In late 2017, I wrote a little piece with the intention of helping readers to understand the basic underpinnings of value. Close to two years later, it can be observed that growth has delivered much better results than value as a general investment style. Looking at the iShares S&P growth and value indexes for the 2, 5, and 10 year periods ending June 30, 2019 on a gross (i.e. non-annualized) basis, it is clear that value has been left in the dust:
|2 years||5 years||10 years|
|iShares S&P 500 Growth Index||31%||70%||275%|
|iShares S&P 500 Index||21%||50%||219%|
|iShares S&P 500 Value Index||11%||30%||168%|
The value index selects stocks based on valuation ratios of earnings, book, or sales, while the growth index considers sales and earnings growth, and momentum. If these indexes are valid as representatives of the two general categories’ performance over the past several years, we can say there has been a strong disparity at work. The growing dominance of a group of U.S. technology related businesses is commonly associated with the outperformance of the growth camp. These companies, although widely acknowledged as having strong moats in network effects, do not register on the radar screen of most value investors because they do not trade cheaply on metrics like price-earnings or price-book ratios. That isn’t to say with conviction that they are overvalued or that they do not deserve the values assigned by the market. What I do believe is that every dollar of market capitalization must ultimately be supported by free cash flow. The proof will always be in the pudding. During periods of high growth for a given company, investors may abandon “close to the ground” traditional valuation for market potential. But when the growth rate of these mega-caps slows down, watch out…
Whatever one’s stylistic investment preferences may be, there is an indisputable fact: The more we pay, the lesser our return. Conversely, the less we pay, the higher our return – ceteris paribus. Even if one buys only high quality companies, it is still critical to be sure the price is favorable in relation to future earnings power. Price is always paramount.

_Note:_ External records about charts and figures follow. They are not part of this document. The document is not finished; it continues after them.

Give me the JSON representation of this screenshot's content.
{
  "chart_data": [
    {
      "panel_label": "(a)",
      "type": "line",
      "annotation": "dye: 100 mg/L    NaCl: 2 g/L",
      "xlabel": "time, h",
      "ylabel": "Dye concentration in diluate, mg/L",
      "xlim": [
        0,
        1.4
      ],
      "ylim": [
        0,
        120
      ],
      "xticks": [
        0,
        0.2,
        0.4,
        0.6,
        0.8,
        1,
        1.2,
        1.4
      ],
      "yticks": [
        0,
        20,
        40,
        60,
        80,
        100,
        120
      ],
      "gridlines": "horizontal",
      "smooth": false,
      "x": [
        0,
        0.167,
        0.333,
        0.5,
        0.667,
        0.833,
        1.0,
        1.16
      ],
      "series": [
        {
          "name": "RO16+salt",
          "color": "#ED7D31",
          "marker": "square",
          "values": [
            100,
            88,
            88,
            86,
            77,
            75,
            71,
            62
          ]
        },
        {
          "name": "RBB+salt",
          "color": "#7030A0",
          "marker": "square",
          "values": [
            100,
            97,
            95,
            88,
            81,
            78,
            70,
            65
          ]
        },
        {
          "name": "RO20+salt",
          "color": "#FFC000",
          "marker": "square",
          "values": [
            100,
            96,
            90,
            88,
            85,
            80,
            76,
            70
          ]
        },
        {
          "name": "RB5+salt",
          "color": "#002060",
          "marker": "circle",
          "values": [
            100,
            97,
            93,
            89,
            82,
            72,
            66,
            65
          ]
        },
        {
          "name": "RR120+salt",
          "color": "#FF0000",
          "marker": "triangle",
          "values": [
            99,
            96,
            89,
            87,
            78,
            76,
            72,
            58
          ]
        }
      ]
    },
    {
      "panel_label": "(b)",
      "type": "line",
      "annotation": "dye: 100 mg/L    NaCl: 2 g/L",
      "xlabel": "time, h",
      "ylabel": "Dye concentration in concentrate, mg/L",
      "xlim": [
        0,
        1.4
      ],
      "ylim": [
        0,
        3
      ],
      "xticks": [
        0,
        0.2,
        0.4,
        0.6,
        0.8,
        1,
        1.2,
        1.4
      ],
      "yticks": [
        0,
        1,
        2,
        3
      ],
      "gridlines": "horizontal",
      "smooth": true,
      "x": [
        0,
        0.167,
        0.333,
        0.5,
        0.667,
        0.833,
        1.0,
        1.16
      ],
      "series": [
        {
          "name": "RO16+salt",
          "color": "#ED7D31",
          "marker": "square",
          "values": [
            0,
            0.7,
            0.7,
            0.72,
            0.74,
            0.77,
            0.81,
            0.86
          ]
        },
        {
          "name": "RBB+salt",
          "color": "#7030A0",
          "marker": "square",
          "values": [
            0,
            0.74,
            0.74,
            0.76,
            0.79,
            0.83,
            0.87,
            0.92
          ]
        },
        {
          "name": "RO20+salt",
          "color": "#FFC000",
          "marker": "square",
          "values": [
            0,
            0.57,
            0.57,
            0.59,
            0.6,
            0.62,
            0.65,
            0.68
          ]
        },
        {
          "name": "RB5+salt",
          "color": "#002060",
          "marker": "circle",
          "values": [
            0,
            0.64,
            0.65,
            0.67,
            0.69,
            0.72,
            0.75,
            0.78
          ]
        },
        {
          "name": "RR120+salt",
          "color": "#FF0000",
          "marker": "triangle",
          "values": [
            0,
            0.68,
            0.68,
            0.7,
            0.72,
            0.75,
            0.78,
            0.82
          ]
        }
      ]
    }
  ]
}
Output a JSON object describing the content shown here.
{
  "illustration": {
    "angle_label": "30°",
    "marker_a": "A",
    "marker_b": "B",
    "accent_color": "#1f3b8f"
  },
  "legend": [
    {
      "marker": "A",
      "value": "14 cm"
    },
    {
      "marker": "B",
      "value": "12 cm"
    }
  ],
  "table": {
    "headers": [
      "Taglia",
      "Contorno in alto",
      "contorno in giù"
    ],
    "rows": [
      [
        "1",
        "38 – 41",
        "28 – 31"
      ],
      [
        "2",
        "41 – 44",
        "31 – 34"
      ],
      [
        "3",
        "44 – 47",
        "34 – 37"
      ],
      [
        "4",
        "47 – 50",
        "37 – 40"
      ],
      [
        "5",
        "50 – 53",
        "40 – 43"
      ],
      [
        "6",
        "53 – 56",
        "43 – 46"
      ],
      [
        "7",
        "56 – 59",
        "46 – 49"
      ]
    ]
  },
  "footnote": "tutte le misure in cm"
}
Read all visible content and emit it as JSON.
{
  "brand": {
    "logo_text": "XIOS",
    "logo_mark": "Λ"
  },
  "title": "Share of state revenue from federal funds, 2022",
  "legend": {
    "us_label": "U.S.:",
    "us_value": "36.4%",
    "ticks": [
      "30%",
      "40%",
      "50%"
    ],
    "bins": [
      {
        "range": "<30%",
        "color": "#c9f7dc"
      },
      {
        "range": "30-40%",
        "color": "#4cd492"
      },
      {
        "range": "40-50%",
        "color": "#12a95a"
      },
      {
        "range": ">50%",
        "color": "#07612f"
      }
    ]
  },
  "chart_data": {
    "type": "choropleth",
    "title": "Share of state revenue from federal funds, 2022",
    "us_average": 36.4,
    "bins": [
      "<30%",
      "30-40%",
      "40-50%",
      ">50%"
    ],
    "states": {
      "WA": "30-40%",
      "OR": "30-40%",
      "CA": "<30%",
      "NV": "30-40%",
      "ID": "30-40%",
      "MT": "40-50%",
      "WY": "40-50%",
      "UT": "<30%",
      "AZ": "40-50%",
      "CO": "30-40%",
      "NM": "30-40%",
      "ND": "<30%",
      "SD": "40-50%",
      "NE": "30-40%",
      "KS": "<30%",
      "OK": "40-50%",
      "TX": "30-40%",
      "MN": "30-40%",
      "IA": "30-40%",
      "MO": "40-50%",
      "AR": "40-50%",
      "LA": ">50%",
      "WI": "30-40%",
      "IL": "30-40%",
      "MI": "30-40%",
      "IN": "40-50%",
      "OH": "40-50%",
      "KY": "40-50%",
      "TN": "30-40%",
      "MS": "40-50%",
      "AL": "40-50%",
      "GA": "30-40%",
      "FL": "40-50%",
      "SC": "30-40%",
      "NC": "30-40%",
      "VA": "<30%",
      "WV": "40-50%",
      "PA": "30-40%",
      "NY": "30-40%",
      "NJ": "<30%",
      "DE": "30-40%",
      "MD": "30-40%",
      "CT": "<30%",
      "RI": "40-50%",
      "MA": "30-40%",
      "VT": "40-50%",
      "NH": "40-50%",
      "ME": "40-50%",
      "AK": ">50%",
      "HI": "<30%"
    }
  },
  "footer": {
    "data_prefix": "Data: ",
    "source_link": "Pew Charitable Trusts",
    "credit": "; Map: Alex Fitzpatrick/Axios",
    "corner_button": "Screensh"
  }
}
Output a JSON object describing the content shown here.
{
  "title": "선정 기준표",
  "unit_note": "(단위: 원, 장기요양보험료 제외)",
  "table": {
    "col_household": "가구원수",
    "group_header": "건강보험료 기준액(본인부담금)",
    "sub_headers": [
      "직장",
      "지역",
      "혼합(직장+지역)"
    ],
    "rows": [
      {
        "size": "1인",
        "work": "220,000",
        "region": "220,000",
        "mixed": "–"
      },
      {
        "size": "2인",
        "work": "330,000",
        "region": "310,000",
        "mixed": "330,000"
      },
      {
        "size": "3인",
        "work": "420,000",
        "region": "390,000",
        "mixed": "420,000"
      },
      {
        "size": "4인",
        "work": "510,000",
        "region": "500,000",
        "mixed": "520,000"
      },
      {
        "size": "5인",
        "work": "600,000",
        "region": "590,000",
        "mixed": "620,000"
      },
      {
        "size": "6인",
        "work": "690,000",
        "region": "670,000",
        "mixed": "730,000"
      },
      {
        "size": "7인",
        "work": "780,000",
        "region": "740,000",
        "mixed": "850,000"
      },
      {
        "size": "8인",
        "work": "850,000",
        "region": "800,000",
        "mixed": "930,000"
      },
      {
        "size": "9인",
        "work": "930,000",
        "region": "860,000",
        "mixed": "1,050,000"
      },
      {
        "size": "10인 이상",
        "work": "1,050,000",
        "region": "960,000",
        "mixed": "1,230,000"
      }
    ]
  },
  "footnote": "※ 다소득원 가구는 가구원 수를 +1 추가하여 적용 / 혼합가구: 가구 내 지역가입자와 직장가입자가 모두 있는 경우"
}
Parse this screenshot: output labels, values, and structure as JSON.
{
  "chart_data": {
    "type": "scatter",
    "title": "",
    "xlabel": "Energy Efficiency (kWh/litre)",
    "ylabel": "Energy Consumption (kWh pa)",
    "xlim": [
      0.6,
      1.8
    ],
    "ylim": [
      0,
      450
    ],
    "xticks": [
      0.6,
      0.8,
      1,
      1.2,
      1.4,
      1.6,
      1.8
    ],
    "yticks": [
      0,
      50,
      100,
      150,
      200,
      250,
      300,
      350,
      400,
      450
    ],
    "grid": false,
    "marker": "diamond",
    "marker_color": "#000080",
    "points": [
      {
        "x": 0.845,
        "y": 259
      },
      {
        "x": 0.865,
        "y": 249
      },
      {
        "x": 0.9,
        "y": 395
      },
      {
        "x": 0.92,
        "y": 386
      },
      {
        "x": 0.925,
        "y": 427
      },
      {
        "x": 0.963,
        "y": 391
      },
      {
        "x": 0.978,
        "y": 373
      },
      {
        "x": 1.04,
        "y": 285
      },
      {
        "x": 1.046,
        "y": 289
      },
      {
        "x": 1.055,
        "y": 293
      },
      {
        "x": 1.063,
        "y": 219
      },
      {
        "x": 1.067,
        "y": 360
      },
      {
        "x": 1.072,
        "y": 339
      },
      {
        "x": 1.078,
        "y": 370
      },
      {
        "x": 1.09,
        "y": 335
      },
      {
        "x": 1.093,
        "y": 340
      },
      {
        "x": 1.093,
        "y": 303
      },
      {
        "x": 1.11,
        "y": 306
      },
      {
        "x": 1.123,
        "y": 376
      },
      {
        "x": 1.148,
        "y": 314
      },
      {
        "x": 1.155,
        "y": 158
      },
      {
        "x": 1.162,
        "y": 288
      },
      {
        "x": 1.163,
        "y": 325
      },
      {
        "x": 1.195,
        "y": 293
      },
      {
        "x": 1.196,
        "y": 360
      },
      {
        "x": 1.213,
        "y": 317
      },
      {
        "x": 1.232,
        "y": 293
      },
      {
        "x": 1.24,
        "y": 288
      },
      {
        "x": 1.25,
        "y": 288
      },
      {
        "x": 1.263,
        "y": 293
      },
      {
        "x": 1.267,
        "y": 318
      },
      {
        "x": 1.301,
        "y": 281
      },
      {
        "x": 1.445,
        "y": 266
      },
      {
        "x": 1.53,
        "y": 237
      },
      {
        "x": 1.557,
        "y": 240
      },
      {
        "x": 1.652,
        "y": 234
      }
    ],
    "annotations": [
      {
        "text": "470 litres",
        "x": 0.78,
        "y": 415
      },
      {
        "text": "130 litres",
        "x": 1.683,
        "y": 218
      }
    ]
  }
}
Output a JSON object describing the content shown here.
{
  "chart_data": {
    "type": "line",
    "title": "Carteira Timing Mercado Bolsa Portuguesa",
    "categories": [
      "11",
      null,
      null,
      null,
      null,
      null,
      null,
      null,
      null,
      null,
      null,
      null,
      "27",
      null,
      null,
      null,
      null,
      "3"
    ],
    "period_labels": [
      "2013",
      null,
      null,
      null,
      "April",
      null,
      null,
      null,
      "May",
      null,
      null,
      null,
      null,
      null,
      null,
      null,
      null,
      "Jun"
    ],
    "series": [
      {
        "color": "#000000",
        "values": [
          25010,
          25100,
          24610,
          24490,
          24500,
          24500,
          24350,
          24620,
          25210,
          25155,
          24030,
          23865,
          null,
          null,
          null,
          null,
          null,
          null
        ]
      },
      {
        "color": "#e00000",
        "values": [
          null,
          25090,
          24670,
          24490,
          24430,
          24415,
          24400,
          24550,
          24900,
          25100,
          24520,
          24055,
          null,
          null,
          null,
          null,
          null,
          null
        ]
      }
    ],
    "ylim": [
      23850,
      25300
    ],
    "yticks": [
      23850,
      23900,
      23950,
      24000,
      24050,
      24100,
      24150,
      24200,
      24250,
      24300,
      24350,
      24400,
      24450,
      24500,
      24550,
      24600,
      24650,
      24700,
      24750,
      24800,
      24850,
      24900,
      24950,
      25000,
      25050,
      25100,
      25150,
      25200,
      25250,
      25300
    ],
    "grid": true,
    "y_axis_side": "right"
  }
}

Indexation – Threat or Opportunity?
If we were to sample a broad array of investor letters from asset managers over the past few years, we would come across numerous writings exploring trends that are distorting the market’s ability to act as a mechanism to join price and intrinsic value. In particular, the gaining popularity of passive indexation and machine driven trading are often cited for the relative underperformance of value strategies over the past decade.
Could the increase in automated trading and indexation really be the culprit? A Wall Street Journal article in December 2018 outlined that up to 85% of trading volume can be accounted for by entities that do not transact based on companies’ fundamentals. If such an overwhelming proportion of trading is driven by non-fundamental triggers, does this mean we are in a ‘new normal’? As investors continue migrating their savings from actively managed strategies to ETFs (electronically traded funds), a self-reinforcing trend is taking hold. Off-index names undergo selling pressure as investors switch into ETFs. Conversely, the largest constituents in the S&P 500 absorb a disproportionate amount of the ETF buying; these fund flows serve to create selling pressure for managed strategies while providing a tailwind for the largest constituents in the indexes. Investors see the underperformance of active strategies, which spurs more selling – and the dynamic becomes a negative feedback loop.
Even in today’s world of more information and company disclosures than we can process (thanks to the internet), significant and persistent dislocations between price and value abound. I recall speaking to former colleagues who shared stories of riding the subway to public libraries in the late 1980s to obtain company financial statements before everything became available on the internet. With such slow dissemination of data, it makes sense that price would take longer on average to travel to value. And yet today, with data being transmitted literally to our fingertips, stocks can still remain depressed far longer than warranted.
One team that has harvested this inefficiency is Brookfield Asset Management. The CEO, Bruce Flatt, releases quarterly letters that are rich in ‘investment nutrition’. In his Q1 2019 letter, Flatt outlined recent acquisitions of great businesses for reasonable prices, stating that “in many cases, investors are frustrated and fatigued, and therefore choose to move on at a reasonable premium to the share price.” Even at this late stage in the market cycle, entire sectors and certain companies remain out of favor and statistically cheap, though it is important to note single-digit P/E stocks typically do not trade that low for no reason. Thus it is more important than ever to keep checking the soundness of assumptions placed into our valuation work.